Preheat the oven to 425 degrees Fahrenheit.
Remove the tofu from the package and drain off any excess liquid.
Wrap in a towel to dry out slightly.
Cut into roughly 1 cubes and add to a bowl.
Toss with the 1 tbsp of soy sauce until combined. Then add in the cornstarch and toss to combine, then the breadcrumbs and toss until well coated.
Add to a baking sheet lined with parchment paper and spread the tofu evenly. It crisps up best when the pieces aren't touching.
Bake for 25 minutes or until golden brown.
During the final 10 or so minutes, add the minced garlic and ginger to a pan with the oil.

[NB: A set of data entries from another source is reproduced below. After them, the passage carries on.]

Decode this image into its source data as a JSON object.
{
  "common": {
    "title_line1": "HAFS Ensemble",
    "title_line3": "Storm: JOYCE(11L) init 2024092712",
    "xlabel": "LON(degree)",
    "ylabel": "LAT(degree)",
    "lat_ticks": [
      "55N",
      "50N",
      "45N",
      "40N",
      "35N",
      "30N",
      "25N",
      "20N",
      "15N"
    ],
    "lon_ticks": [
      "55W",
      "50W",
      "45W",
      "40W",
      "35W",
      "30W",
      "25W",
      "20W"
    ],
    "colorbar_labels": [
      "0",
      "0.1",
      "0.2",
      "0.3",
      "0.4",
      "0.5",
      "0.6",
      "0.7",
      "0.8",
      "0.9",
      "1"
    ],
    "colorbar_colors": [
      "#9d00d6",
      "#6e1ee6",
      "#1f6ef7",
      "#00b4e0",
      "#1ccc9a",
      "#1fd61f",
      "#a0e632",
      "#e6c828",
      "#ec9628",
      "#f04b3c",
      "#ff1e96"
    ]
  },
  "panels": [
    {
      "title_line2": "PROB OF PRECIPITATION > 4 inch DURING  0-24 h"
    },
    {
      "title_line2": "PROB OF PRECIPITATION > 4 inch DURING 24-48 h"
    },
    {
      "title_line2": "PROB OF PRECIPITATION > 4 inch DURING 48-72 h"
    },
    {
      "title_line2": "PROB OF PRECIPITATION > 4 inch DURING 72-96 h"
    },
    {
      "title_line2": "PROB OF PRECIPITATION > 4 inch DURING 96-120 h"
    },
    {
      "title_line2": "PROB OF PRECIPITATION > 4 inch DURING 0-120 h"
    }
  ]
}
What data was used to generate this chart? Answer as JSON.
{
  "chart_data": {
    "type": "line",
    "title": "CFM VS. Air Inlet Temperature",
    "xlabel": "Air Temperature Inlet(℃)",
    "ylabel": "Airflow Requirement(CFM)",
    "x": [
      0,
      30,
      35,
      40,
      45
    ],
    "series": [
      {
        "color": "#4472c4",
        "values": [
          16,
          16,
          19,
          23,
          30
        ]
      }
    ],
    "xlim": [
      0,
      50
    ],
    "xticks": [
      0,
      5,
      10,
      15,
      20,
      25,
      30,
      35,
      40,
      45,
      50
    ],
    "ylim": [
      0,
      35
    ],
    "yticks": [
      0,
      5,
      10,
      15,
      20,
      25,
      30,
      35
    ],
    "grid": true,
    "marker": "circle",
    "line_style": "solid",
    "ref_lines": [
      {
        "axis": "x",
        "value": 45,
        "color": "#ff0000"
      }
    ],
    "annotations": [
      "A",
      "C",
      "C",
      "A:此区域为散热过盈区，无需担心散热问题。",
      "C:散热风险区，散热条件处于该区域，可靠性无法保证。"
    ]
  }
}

Saute for about 3 minutes or until golden brown and fragrant.
Add all remaining ingredients for the sauce aside from the cornstarch and whisk together.
In a small bowl, whisk the cornstarch with 2 tbsp of water, then add to the pot.
Let simmer over low heat to thicken. If it doesn't thicken enough after about 5 minutes, make a second "slurry" with about 2 teaspoons of cornstarch and 1 tablespoon of water. Whisk that in until thickened.
Remove the tofu from the oven and let cool for about 5 minutes. Toss with the sauce once it has thickened and serve immediately. I like to serve it with fresh white rice & steamed broccoli. Enjoy!